Make spicy creamy dressing
- Whisk mayonnaise, sour cream, lime juice, chili powder, cumin, salt, and pepper until smooth and creamy.
Toss the salad
- Combine pasta shells or rotini, charred corn kernels, jalapeños, red onion, and half the cotija cheese in a large bowl.
Dress and coat
- Pour the dressing over the salad and toss until every pasta piece and corn kernel is coated.
Chill and finish
- Refrigerate for at least 2 hours so flavors meld and the salad thickens slightly for a better toss.

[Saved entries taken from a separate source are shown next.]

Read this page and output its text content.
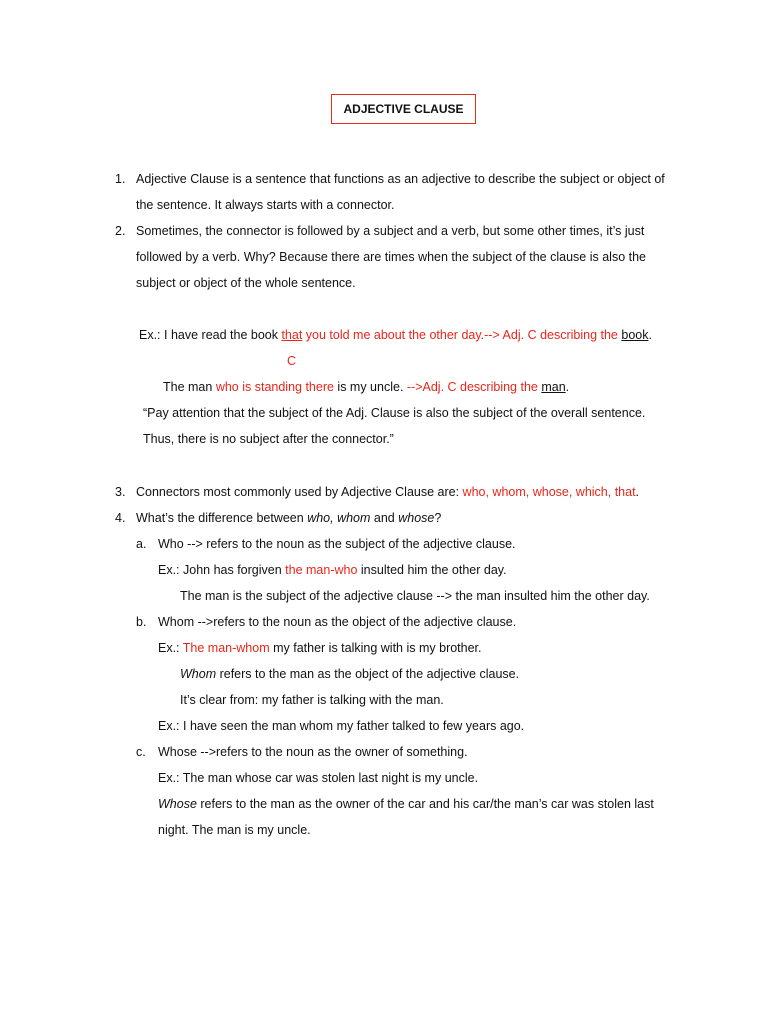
ADJECTIVE CLAUSE
1. Adjective Clause is a sentence that functions as an adjective to describe the subject or object of
the sentence. It always starts with a connector.
2. Sometimes, the connector is followed by a subject and a verb, but some other times, it’s just
followed by a verb. Why? Because there are times when the subject of the clause is also the
subject or object of the whole sentence.
Ex.: I have read the book that you told me about the other day.--> Adj. C describing the book.
C
The man who is standing there is my uncle. -->Adj. C describing the man.
“Pay attention that the subject of the Adj. Clause is also the subject of the overall sentence.
Thus, there is no subject after the connector.”
3. Connectors most commonly used by Adjective Clause are: who, whom, whose, which, that.
4. What’s the difference between who, whom and whose?
a. Who --> refers to the noun as the subject of the adjective clause.
Ex.: John has forgiven the man-who insulted him the other day.
The man is the subject of the adjective clause --> the man insulted him the other day.
b. Whom -->refers to the noun as the object of the adjective clause.
Ex.: The man-whom my father is talking with is my brother.
Whom refers to the man as the object of the adjective clause.
It’s clear from: my father is talking with the man.
Ex.: I have seen the man whom my father talked to few years ago.
c. Whose -->refers to the noun as the owner of something.
Ex.: The man whose car was stolen last night is my uncle.
Whose refers to the man as the owner of the car and his car/the man’s car was stolen last
night. The man is my uncle.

- Top with remaining cotija cheese and cilantro right before serving for fresh, bright crunch and color.
Notes
Pro tip: char the corn until you get light blackened spots—too much charring turns it bitter. Store covered in the refrigerator for 3-4 days; the pasta will soften slightly over time. Freezing is not recommended due to texture changes. For a lighter option, use light mayonnaise or replace half with Greek yogurt while keeping sour cream the same.